In vista dell'imminente sfida infrasettimanale che vedrà il Bari opposto allo Spezia, l'allenatore biancorosso Moreno Longo ha voluto analizzare con estrema onestà il momento delicato attraversato dai suoi uomini. Il tecnico ha sottolineato come le complicazioni attuali siano tappe quasi obbligate nel percorso verso il traguardo stagionale, invitando però tutto l'ambiente a non lasciarsi schiacciare dal peso delle preoccupazioni.
«È normale avere difficoltà in questa situazione. Purtroppo ci sono e fanno parte del raggiungimento di questo obiettivo. Però non dobbiamo fare l'errore di concentrarci su quello, ma dobbiamo concentrarci sulle possibilità» ha esordito il mister, respingendo con forza le etichette definitive sulla portata del prossimo match.
Longo ha infatti chiarito che ogni singola giornata rappresenta un'occasione di riscatto e che sarebbe controproducente caricare l'incontro di tensioni eccessive legate a verdetti anticipati. «Ogni partita è una possibilità. Ognuna ha il suo peso. Inutile parlare di ultima spiaggia perché quello ce lo dirà la classifica e speriamo non ce lo dica mai» ha precisato con fermezza.
Sul piano squisitamente tattico, l'allenatore non ha chiuso le porte a possibili novità strutturali. L'idea è quella di mettere i calciatori nelle condizioni migliori per esprimersi, privilegiando l'attitudine mentale e l'equilibrio tra i reparti piuttosto che la rigidità di uno schema numerico predefinito.
«In questo momento prendo in considerazione tutto quello che ci può aiutare. Io penso sempre ad un atteggiamento di squadra, più che ai numeri dentro il campo» ha spiegato Longo, ipotizzando soluzioni alternative come l'inserimento di un trequartista o il passaggio a una mediana a tre elementi.
La duttilità dei componenti della rosa attuale permetterebbe infatti di variare l'assetto anche a gara in corso.

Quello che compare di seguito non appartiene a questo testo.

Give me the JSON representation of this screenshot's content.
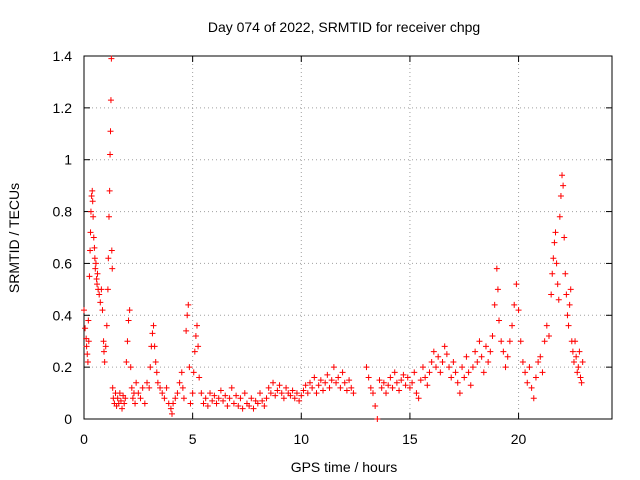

Il tecnico ha confermato che le analisi vengono svolte quotidianamente per individuare la chiave di volta che consenta ai galletti di ritrovare la via del successo nel più breve tempo possibile.
Un capitolo significativo della conferenza è stato dedicato alla recente sessione di trasferimenti invernali. Il mister ha spiegato le complessità incontrate dalla dirigenza nel reperire elementi che fossero immediatamente pronti all'uso, scontrandosi spesso con i veti delle altre società o con la volontà dei calciatori stessi.
«La difficoltà reale del mercato era di trovare giocatori effettivamente pronti. Tra quelli che avevamo individuato, qualcuno non voleva venire o non si poteva prendere o non era stato liberato» ha ammesso Longo, sottolineando come anche guardare alla categoria inferiore non sia stato semplice.
L'unica soluzione individuata dal tecnico per integrare i nuovi acquisti è quella del campo. Bisogna accelerare i tempi di inserimento, monitorando però attentamente la tenuta fisica per evitare che un impiego troppo repentino possa causare infortuni o cali di rendimento vistosi durante i novanta minuti.
«Dobbiamo cercare di farli giocare e portarli ad un minutaggio più alto possibile e cercare di non fare danni» ha ribadito l'allenatore, citando l'esempio di Odenthal, autore di un'ottima prima frazione a Mantova ma costretto alla resa nel finale per l'evidente mancanza di ritmo partita.
Proprio tornando sulla sconfitta maturata in terra lombarda, Moreno Longo ha espresso il proprio disappunto per un secondo tempo giudicato troppo rinunciatario. Sebbene la stanchezza abbia giocato un ruolo nell'ultima parte del match, il tecnico ritiene che la causa principale del blackout sia stata di natura psicologica.
«Destinare la problematica all'aspetto fisico è limitante. Il secondo tempo non possiamo imputarlo solo alla condizione atletica, perché secondo me è anche una gestione dei momenti della partita» ha sentenziato il mister, rammaricato per l'atteggiamento passivo mostrato dai suoi.
L'allenatore chiede coraggio e intraprendenza, elementi che sono mancati totalmente dopo l'intervallo dell'ultima sfida. Per vincere in una categoria difficile come la Serie B, secondo Longo, è necessario mantenere una proposta di gioco costante e non limitarsi esclusivamente a proteggere la propria area di rigore.
«Abbiamo pensato solo a difenderci e non a proporre. Perché poi le partite le puoi vincere se hai il coraggio di osare. Non puoi permetterti di avere due volti nella stessa partita» ha concluso il tecnico, lanciando un monito chiaro ai suoi giocatori in vista del fischio d'inizio contro i liguri.